The clinical course following premature birth, particularly for the extremely premature neonate, is associated with several clinical variables that may augment UOP. To address this concern, we used linear regression to control for covariates that might influence UOP, including an increase in fluid, as well as the addition or increase in diuretics or corticosteroids. In addition to potentially increasing renal blood flow, dopamine has been suggested to inhibit the Na-KATPase in the proximal convoluted tubule, ascending loop of Henle, and the cortical collecting duct thereby increasing urinary sodium, and thus UOP (12). As loop diuretics also alter excretion of sodium, albeit through a different mechanism (Na+/K+/2Cl– co-transporter NKCC2), their use could theoretically limit the effect of concurrent dopamine on UOP. As a result, we suspected that neonates on loop diuretics would not experience as significant an increase in UOP as those neonates without concurrent loop diuretic exposure. However, in both VLBW and ELBW neonates, the increase in UOP associated with low-dose dopamine remained significant after adjustment for use of loop diuretics.
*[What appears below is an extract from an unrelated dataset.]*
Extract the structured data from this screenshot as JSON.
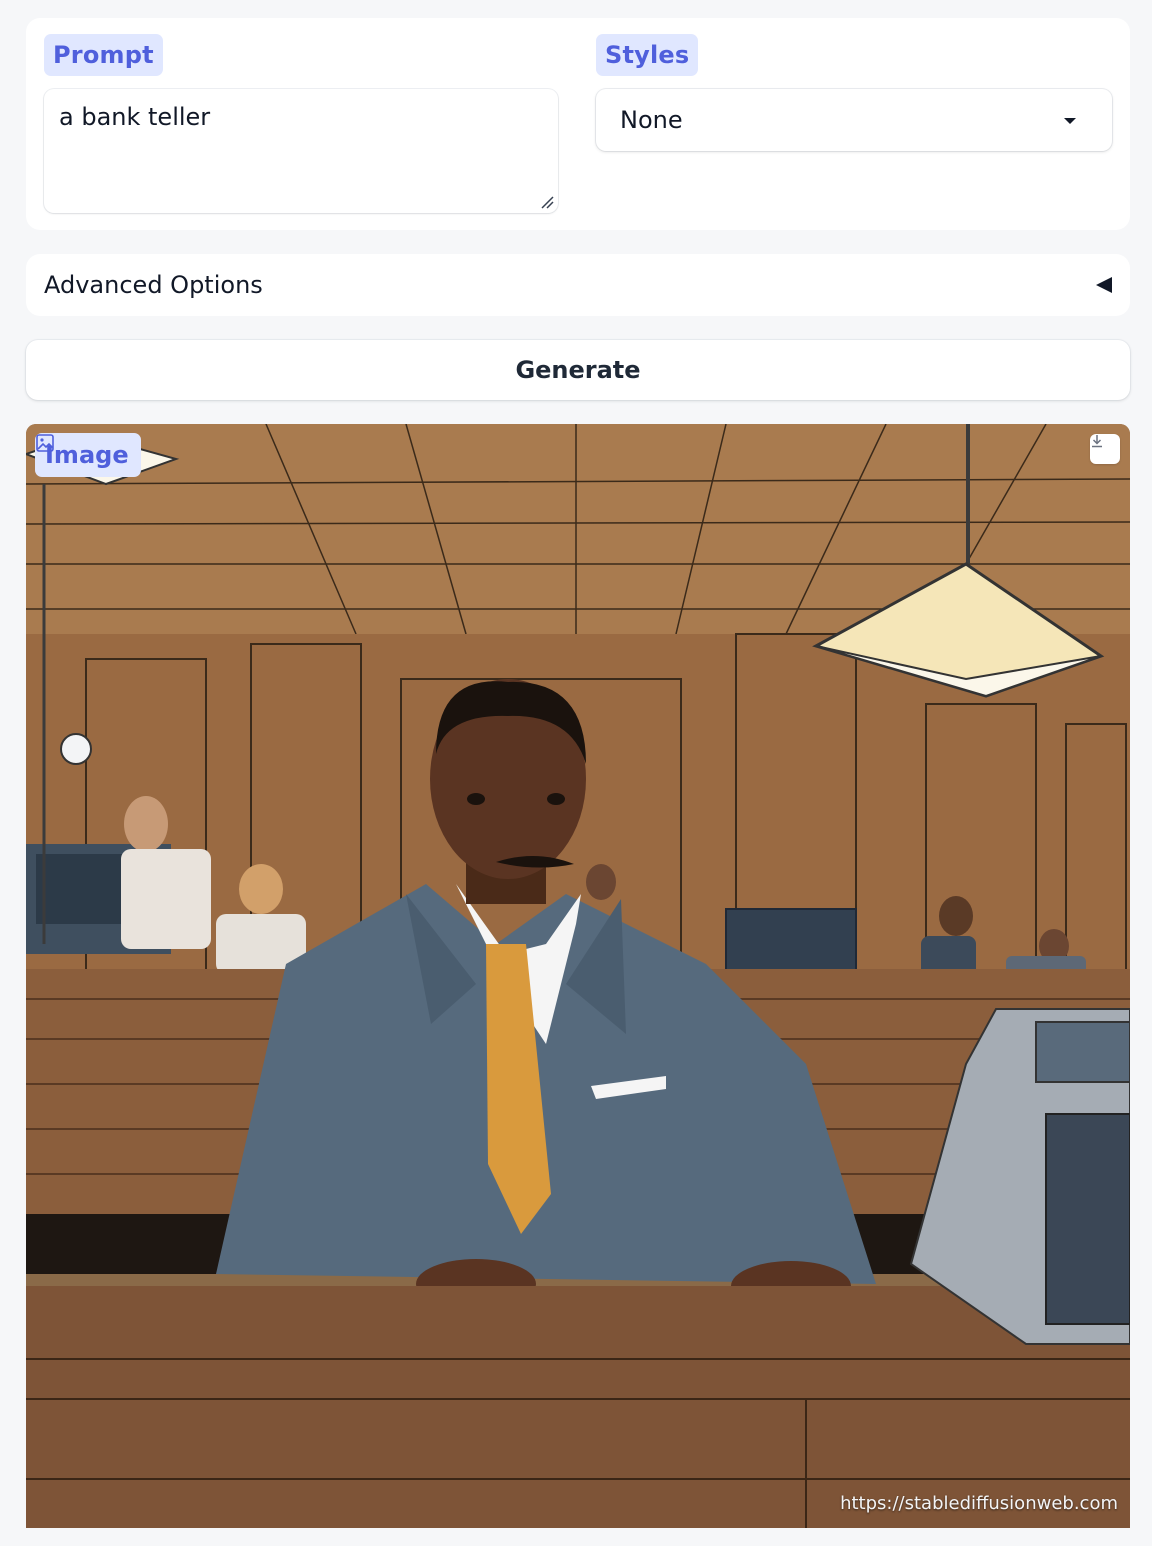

Another factor that can modify UOP is the daily fluid intake. When we controlled for any increase in TFV, the positive effect of low-dose dopamine on UOP remained significant. A paradoxical decrease in UOP was associated with an increase in the daily TFV in our population. One possible explanation for this finding is that many of these patients were extremely ill and were oliguric for reasons other than low fluid volume status where the increase in TFV would be less likely to result in any changes in UOP, and may even worsen the clinical status of the patient.
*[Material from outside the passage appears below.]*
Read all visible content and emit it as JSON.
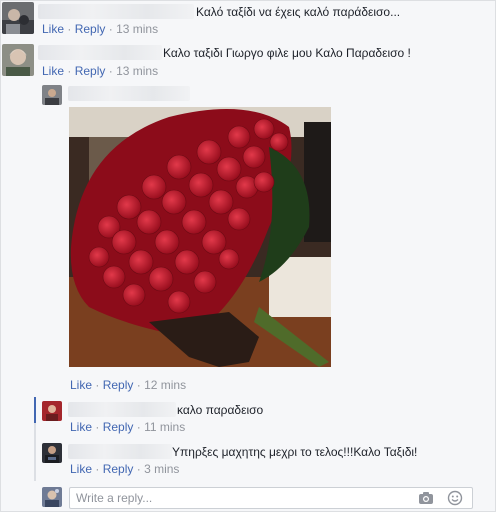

We also examined use of hydrocortisone and its effect on UOP. One would expect an increase in UOP when hydrocortisone was either started or increased in dosage due to its influence upon water reabsorption in the renal tubules and its resultant diuretic effect (18). Additionally, hydrocortisone is known to increase glomerular filtration rate (18). When we controlled for hydrocortisone in our linear regression analysis, there still seemed to be a trend towards an increase in UOP due to dopamine alone, although it did not reach significance.
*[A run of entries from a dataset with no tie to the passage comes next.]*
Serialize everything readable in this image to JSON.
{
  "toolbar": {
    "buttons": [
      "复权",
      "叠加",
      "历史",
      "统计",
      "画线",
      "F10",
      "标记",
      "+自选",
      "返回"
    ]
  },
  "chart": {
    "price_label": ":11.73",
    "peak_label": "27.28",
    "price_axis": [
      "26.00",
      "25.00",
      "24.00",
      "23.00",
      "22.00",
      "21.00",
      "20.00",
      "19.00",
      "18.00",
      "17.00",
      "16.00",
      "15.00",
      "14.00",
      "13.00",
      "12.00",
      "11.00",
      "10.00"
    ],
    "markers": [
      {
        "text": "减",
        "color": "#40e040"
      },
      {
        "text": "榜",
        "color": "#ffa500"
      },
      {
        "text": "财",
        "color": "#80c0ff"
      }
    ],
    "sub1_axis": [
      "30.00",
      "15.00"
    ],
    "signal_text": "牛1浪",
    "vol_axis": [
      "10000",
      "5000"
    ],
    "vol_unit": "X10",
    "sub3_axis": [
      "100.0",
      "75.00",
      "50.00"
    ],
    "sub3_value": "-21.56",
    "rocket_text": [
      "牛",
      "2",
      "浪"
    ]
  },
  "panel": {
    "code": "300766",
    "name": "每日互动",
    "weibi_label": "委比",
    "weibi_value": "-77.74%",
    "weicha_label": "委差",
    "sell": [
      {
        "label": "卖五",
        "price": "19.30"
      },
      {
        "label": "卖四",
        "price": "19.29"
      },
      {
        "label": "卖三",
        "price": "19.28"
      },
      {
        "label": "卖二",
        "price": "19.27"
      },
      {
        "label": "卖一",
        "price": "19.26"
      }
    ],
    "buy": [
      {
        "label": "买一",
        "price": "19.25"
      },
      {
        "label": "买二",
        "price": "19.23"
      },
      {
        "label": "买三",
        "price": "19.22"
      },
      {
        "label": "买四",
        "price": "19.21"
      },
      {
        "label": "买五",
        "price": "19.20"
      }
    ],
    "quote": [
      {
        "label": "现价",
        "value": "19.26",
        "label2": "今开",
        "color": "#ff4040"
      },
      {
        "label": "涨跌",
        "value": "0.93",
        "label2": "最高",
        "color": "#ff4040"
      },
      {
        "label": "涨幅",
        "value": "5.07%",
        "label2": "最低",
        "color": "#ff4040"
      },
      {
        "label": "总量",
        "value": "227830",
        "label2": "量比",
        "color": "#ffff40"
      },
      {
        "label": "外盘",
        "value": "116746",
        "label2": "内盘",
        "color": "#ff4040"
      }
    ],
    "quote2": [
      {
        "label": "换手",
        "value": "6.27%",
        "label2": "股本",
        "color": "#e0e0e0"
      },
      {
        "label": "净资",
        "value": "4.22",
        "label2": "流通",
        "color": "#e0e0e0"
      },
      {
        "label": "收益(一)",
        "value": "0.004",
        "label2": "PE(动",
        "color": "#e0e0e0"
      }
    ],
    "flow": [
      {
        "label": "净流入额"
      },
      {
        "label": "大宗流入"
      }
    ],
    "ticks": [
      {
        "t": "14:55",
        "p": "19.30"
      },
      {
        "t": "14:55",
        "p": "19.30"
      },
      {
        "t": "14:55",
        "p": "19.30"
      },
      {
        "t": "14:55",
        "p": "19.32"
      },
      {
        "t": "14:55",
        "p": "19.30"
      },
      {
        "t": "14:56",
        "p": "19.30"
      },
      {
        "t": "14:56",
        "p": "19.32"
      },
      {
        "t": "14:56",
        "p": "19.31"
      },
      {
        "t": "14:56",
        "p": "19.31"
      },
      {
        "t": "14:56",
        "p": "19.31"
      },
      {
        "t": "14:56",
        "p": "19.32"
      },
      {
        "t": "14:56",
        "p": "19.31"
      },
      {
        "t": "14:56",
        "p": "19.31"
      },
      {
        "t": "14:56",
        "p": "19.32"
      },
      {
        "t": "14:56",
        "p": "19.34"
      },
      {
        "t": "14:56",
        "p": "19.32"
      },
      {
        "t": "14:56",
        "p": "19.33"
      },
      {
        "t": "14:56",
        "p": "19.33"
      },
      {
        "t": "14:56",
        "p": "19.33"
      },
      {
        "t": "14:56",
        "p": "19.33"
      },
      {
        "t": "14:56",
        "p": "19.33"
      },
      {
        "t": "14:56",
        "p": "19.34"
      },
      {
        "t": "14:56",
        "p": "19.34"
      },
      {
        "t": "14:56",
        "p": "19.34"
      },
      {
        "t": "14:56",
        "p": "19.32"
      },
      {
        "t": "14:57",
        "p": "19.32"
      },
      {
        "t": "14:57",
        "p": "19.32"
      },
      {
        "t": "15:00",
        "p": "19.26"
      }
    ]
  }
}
The major strengths of this study are its sample size and the age (both gestational and post-natal) of the cohort studied as well as adjustment for potentially important clinical covariates. Previous studies on this topic, both prospective and retrospective, have reported much smaller cohorts ranging from 9 to 41 neonates that received dopamine (9, 16, 17, 19-21). Additionally, our study was limited to VLBW and ELBW neonates outside of the first three days of life, which has not been previously studied. Lastly, our study addressed the potential impact of important covariates known to affect UOP, including daily TFV and medication (hydrocortisone and diuretic) use. We acknowledge the limits associated with any retrospective cohort study performed without a control group. We also accept that we did not have the exact start time, a strict indication (e.g. UOP <1mL/kg/hr for previous 12 hours) for low-dose dopamine prescription or more frequent documentation of UOP beyond the average over a 24-hour period of time. Thus, we are unable to determine the exact time to effect between low-dose dopamine administration and an increase in UOP. These limitations are difficult to completely address without conducting a large randomized control trial but do not abrogate our findings supporting an increase in UOP associated with low-dose dopamine. Lastly, we found that low-dose dopamine had no overall effect on UOP in approximately one third of the episodes analyzed in this study. Future studies will be necessary to uncover the specific mechanism(s) behind the apparent lack of effect on UOP in these neonates and to identify potential side effects of its use.

Conclusion

Low-dose dopamine was associated with a significant increase in UOP for nearly two-thirds of the neonates in our cohort. The increase in UOP remained significant after adjustment for covariates and was more pronounced in ELBW neonates with low starting UOP (<1.5 mL/kg/hr). Even the most premature patients are likely to experience an increase in UOP in response to low-dose dopamine treatment.